Youden’s J statistic
J = Sensitivity + Specificity – 1
J = Sensitivity + (1 – FalsePositiveRate) – 1
J = TruePositiveRate – FalsePositiveRate
Goal is to get - > Maximum TPR and Minimum FPR
fpr, tpr, thresholds = roc_curve(y_true=y_test,y_score=y_score)
idx = np.argmax(tpr - fpr)
print(f" threshold is {thresholds[idx]} and fpr is {fpr[idx]} and tpr is {tpr[idx]}")
threshold is 0.2578948736190796 and fpr is 0.19498432601880877 and tpr is 0.7580246913580246
Confusion Matrix at this threshold is
y_pred = (y_score >thresholds[idx]).astype(np.float32)

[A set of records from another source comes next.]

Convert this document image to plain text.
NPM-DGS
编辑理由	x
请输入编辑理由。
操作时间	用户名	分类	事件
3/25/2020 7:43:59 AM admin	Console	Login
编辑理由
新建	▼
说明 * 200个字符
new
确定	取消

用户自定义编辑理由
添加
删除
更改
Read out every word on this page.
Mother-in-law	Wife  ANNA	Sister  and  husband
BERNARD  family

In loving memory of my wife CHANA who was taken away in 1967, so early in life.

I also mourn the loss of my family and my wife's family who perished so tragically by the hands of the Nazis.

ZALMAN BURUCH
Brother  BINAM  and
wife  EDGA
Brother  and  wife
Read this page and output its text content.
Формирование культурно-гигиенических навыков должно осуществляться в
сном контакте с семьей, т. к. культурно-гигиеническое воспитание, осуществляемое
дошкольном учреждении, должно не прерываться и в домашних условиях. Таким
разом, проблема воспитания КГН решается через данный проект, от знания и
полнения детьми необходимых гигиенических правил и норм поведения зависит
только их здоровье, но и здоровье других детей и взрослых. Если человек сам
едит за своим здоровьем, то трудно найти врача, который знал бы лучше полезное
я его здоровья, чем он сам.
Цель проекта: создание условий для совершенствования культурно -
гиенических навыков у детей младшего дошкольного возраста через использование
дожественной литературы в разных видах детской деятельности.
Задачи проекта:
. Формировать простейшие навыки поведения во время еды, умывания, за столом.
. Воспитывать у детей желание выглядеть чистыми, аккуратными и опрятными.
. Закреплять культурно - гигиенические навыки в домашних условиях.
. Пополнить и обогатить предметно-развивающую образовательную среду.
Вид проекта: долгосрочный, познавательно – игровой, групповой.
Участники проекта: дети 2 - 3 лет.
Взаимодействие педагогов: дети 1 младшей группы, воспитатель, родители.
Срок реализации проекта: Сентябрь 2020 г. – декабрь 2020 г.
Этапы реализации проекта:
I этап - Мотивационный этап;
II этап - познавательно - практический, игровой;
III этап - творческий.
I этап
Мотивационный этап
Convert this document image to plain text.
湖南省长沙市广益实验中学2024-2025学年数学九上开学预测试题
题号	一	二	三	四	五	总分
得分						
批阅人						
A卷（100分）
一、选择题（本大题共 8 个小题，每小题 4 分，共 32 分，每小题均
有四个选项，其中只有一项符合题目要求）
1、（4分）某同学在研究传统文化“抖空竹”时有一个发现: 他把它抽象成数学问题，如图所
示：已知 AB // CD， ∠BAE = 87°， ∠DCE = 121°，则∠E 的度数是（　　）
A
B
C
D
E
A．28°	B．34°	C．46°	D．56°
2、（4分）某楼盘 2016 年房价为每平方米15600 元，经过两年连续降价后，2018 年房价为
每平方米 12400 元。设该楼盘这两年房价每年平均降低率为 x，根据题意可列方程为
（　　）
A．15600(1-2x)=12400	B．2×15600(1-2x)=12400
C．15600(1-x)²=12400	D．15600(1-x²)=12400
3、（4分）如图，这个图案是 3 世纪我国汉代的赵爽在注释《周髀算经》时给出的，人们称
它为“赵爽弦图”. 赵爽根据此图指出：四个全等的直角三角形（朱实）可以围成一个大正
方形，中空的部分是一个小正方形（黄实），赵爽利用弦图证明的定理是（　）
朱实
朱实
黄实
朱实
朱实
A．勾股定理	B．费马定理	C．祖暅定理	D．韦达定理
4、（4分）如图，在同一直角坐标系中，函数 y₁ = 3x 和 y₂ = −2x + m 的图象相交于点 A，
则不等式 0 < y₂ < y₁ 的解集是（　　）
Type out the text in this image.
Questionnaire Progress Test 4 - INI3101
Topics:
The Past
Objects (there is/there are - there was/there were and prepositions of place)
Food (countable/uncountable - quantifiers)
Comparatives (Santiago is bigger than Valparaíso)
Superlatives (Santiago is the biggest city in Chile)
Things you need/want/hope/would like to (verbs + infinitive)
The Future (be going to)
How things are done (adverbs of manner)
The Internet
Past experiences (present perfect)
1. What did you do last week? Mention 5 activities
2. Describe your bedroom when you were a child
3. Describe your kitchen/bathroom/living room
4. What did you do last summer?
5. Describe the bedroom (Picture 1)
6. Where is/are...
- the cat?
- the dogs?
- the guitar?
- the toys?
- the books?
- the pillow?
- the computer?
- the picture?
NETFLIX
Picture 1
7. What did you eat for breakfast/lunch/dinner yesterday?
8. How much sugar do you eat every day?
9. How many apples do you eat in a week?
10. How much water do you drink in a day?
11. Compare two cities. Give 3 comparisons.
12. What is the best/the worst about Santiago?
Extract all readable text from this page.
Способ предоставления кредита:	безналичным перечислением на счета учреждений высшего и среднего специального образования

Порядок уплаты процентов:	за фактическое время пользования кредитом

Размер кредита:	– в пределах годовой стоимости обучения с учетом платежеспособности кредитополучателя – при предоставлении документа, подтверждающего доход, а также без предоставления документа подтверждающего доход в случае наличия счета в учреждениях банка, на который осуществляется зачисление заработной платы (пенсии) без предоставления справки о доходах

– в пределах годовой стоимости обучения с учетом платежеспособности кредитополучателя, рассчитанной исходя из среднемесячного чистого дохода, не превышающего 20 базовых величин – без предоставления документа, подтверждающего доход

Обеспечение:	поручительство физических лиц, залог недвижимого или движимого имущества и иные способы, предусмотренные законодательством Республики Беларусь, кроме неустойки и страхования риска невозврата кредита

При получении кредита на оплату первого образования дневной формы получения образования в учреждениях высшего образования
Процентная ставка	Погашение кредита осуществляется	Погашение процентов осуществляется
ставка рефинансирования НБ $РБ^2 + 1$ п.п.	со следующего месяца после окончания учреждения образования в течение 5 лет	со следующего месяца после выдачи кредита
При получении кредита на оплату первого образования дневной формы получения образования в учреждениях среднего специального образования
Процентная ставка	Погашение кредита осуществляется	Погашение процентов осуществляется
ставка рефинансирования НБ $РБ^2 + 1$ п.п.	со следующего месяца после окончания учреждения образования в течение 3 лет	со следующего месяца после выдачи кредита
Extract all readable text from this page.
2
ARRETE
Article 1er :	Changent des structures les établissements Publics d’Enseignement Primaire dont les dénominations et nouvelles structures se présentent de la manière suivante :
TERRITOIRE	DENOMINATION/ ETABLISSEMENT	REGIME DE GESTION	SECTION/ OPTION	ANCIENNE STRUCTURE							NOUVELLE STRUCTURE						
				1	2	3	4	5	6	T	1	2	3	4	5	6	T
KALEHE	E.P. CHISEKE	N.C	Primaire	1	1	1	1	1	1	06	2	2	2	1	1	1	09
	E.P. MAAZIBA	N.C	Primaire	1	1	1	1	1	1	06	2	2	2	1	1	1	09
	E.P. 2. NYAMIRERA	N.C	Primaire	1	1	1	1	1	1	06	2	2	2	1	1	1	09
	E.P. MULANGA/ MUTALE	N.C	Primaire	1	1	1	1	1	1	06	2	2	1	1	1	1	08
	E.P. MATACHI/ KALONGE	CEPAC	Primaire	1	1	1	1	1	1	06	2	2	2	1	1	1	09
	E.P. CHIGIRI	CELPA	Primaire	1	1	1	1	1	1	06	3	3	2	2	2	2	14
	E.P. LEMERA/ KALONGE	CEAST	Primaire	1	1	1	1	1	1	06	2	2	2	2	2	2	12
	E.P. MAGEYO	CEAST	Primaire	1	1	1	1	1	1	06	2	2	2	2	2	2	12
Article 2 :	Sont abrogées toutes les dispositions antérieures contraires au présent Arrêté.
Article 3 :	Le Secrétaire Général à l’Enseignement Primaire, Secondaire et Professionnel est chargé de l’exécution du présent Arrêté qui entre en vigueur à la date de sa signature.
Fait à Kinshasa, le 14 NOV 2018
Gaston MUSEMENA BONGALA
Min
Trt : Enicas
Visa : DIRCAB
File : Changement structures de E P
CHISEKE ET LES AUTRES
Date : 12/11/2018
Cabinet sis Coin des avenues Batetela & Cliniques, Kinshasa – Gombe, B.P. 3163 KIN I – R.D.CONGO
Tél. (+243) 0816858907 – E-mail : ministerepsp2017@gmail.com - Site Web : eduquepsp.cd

cm = confusion_matrix(y_test,y_pred)
cm
array([[1290, 305],
[ 100, 305]], dtype=int64)
I have calculated accuracy at each threshold and at maximum accuracy i found out confusion matrix is much better than at this threshold
accuracies =[]
for i in thresholds:
y_z =( y_pred>i).astype(int)
accuracies.append(accuracy_score(y_test,y_z))
idx=np.argmax(accuracies)
print(accuracies[idx])
print(thresholds[idx])
Accuracy -> 0.8655 Threshold at 0.6422194
Confusion Matrix at this Threshold is
array([[1555, 40],
[ 227, 178]], dtype=int64)
Accuracy and TPR is much higher than previous and FPR is also low
I calculated Different accuracies at each threshold because threshold using Youden's index accuracy is too much low.
It doesn't make sense beacuse
The best evaluation of model will be at threshold where TPR - FPR is max. and that's what Youden's index is about.
-> See the Differences in confusion matrix one calculated by Youden's index and the one from each threshold.
So i conclude return parameters from roc_curve may be are not accurate.
Is there any justification? or where did i go wrong?